We have not shifted from that position.
We believe new brooms sweep clean.
Speaking at a hand-over ceremony last week Siverts appeared to be under no illusion of the big task before her.
She spoke eloquently about her transformative agenda in seeking to make NUL “a place of opportunity and a disciplined community”.
“Our job is to continuously improve the quality of education we offer, making sure the programmes we offer are relevant and demand-driven, that students graduate with professional and entrepreneurial skills,” Siverts said.
We sense there has been a “feel-good” atmosphere at NUL since Siverts’ appointment last February.
Her appointment generated a real buzz of excitement within the university’s corridors.
Siverts must seize this moment and turn around the university’s fortunes.
She must seek to transform Lesotho’s premier university into a competitive institution that is in sync with the demands of industry.
In short the university must meet the manpower needs of the country.
To carry out that mandate we expect Siverts to undertake a comprehensive and honest assessment of the university’s
We all know too well that Lesotho is in desperate need of engineers, medical doctors and pharmacists, among other professionals.
We find it unfathomable that 40 years after independence Lesotho still does not have a medical school to train its own doctors.
We have to import doctors from neighbouring countries whose loyalty and dedication are sometimes questionable.
In short, this is a national embarrassment.
The appointment of Siverts offers an opportunity to correct this anomaly.
The university has an opportunity to arrest the freefall and chart a fresh path towards prosperity.

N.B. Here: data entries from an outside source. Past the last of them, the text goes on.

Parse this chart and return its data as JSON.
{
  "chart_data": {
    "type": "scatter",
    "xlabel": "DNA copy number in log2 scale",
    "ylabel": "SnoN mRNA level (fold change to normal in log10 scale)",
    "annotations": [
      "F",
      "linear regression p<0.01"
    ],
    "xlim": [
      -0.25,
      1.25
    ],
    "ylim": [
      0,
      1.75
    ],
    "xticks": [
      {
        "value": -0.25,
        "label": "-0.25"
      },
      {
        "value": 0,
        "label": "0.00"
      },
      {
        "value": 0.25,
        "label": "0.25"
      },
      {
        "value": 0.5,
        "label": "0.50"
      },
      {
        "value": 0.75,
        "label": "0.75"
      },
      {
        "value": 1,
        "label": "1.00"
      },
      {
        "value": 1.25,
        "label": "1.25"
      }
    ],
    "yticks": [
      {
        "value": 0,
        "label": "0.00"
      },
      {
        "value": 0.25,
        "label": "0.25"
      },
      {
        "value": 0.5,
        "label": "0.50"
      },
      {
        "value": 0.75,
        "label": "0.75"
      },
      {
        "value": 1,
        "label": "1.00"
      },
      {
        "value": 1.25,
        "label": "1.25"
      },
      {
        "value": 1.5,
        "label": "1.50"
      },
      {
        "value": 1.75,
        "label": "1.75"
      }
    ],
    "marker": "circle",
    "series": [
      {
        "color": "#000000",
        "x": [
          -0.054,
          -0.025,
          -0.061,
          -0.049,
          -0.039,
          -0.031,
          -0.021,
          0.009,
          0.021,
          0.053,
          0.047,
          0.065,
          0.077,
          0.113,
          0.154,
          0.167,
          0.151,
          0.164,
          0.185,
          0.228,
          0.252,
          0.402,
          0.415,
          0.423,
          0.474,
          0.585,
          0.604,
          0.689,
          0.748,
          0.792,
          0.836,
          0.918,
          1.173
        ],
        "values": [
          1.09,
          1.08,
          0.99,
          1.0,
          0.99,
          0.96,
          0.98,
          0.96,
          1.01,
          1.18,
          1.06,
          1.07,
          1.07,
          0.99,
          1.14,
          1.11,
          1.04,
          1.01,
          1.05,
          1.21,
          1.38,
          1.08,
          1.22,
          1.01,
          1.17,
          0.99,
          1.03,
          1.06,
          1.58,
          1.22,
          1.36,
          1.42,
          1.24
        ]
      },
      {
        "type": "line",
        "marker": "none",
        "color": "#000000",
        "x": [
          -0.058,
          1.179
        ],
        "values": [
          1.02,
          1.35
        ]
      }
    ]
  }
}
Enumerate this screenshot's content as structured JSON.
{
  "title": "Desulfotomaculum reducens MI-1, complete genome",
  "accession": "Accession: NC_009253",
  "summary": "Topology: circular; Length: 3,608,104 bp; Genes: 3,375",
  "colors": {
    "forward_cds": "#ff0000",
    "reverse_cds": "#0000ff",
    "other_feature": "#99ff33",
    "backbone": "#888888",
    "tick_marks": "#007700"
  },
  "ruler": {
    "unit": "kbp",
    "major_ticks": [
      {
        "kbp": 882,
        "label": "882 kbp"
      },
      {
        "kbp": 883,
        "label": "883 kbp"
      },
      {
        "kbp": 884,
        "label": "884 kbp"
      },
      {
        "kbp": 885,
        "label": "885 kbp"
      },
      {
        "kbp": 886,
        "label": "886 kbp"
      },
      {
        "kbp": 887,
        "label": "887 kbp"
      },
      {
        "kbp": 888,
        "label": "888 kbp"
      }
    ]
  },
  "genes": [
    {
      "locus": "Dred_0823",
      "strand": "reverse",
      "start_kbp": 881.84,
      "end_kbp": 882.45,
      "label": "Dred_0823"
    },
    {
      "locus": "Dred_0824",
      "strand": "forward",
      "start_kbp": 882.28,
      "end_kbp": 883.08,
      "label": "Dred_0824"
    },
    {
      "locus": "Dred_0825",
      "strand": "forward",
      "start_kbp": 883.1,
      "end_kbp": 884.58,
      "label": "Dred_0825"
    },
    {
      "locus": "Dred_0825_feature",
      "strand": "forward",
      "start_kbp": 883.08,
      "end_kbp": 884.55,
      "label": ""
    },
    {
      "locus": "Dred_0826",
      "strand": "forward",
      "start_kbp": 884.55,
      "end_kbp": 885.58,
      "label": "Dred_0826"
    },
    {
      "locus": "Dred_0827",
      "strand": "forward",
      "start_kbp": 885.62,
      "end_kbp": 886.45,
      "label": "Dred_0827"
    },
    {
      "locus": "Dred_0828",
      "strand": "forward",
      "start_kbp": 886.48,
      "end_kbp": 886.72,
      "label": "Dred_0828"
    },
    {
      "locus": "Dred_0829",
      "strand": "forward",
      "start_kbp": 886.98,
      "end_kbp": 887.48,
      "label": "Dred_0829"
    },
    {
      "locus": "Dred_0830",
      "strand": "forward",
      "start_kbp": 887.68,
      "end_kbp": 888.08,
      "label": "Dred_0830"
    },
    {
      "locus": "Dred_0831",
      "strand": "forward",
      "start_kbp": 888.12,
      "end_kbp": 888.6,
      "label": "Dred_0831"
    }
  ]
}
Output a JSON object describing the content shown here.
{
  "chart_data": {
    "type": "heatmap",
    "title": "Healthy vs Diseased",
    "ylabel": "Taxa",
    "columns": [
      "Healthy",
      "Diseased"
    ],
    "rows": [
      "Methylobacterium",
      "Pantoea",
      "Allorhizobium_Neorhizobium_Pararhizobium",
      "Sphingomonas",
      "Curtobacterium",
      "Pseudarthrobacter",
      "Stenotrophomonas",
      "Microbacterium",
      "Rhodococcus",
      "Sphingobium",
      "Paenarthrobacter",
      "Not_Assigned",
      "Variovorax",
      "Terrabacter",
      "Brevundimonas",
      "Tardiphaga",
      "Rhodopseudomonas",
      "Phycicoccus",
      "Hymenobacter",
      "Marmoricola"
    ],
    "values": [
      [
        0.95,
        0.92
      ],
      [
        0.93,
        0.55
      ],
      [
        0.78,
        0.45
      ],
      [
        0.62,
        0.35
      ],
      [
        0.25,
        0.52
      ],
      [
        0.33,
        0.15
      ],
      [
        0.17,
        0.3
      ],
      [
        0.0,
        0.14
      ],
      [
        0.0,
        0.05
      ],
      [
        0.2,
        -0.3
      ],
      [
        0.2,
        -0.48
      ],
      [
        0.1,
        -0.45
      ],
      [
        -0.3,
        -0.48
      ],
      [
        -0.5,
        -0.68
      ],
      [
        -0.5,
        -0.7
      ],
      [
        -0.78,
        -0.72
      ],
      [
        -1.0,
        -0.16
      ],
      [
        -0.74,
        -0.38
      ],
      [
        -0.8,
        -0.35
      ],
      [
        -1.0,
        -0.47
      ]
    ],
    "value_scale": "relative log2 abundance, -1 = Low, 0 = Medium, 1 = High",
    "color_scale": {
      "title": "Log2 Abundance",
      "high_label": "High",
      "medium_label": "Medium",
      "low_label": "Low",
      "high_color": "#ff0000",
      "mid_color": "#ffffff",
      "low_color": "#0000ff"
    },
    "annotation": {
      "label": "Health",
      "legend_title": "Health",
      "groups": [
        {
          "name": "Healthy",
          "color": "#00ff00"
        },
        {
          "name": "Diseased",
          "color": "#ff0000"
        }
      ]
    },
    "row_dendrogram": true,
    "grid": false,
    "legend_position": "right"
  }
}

It must not let this chance slip.
The first step, in our view, is to carry out a proper assessment of the degrees and programmes that are on offer at NUL.
Any programmes that are out of sync with the demands of industry must be ditched with the resources being chanelled elsewhere.
We are too poor to fund degrees that do not appear to add any value to our modern needs as a country.
We will certainly be shooting ourselves in the foot if we, as a nation, allow our students at universities to pursue knowledge for knowledge’s sake.
This transformation that we are proposing must cut across all faculties and departments.
The NUL family, which for years has been split along factional lines, must also learn to bury the hatchet and pull in the same direction.
As chief executive Siverts must provide leadership.
The university has been crying out for good leadership for years.
But it is also important that the new administration does not stifle academic freedom in an effort to present a semblance of normality.
As Siverts correctly put it last week, the university should be “a place for discovery, dialogue and discussion on all aspects of life”.
There have just been too many fights at NUL resulting in both teaching staff and students being side-tracked from their core business.
Siverts must be strong in enforcing discipline.
She must cultivate a new dispensation in which the NUL community does away with the culture of protests and endless demonstrations.
Such protests have in the past irreparably soiled NUL’s reputation. NUL needs a fresh start.